AUDUSD is trading at lower at 0.7080 after touching early weekly lows on Saturday. USD strength was evident in the US Non-Farm Payrolls for January which printed at 467k on Saturday to easily beat expectations of 125k. The Unemployment Rate rose slightly to 4.0% against expectations of no change at 3.9% though the participation rate unexpectedly jumped 0.3% to 62.2%. Completing a solid report, average hourly earnings was 0.7% MoM and 5.7% YoY, easily beating expectations of 0.5% and 5.2% respectively. US yields were higher on the back of the encouraging report which was a driver for USD strength, however Wall Street was largely unaffected by the higher yields, the Dow Jones closing down 0.1% and S&P 500 closing up a modest 0.5%. Interestingly, markets are now pricing in a 33% chance of a 50 basis point interest rate hike at the Fed's next meeting in March. Looking ahead and the US highlight in what is a quiet week of data will be the CPI numbers on Thursday night.

EUR

AUDEUR is struggling this morning, opening not far off 4-month lows at 0.6175. The EUR strength was driven by ECB talk, rather than data which fell short across the board. Eurozone Retail Sales dropped by 3% in December, weaker than an expected. French Industrial Production YoY for December missed expectations of +0.5%, printing -0.5%. Following the open, ECB bankers shared some insights with ECB’s Kazimir foreseeing an elevated inflation level for longer than expected.

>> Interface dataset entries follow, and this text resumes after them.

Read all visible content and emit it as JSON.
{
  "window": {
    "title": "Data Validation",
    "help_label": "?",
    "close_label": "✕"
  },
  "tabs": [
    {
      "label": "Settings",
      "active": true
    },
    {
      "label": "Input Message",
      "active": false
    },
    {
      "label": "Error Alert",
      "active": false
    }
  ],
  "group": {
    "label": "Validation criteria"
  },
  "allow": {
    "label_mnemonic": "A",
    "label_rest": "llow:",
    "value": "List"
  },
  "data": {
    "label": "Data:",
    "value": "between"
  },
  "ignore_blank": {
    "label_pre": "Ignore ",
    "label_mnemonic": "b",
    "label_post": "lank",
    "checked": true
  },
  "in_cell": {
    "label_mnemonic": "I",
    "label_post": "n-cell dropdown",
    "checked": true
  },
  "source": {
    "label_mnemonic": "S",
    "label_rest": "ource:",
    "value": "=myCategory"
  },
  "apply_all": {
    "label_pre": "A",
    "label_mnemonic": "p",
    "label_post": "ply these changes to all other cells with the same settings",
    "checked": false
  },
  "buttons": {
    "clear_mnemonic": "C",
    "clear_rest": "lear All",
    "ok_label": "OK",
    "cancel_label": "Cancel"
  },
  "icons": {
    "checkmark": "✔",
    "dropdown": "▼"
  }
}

Muller has said the ECB is ready to adjust plans for near future if necessary. European equities had a negative reaction and the DAX & CAC closed down 1.7% & 0.8% respectively. Looking ahead, tonight Germany will release its monthly Industrial Production numbers which will be followed by a speech by ECB President Lagarde.

GBP

AUDGBP is trading at 0.5233 after rebounding modestly from a weekly low late Saturday. UK Data was encouraging with the Construction PMI for Jan printing 56.3 & beating expectations off 54.3. Nevertheless, UK equities reacted similarly to their European counterparts and the FTSE closed down 0.2% for the session. Looking ahead the Halifax Bank of Scotland with release its monthly HPI which outlines the change in the price of homes financed by HBOS. The highlight for the week will be comments by BoE Gov Bailey on Thursday night.

NZD

AUDNZD is currently trading at 1.0699 this morning and holding at weekly lows. Although there is no news today, RBNZ Gov Orr will speak tomorrow afternoon and his speech may provide insight into how the RBNZ will shift rates higher still going into 2022.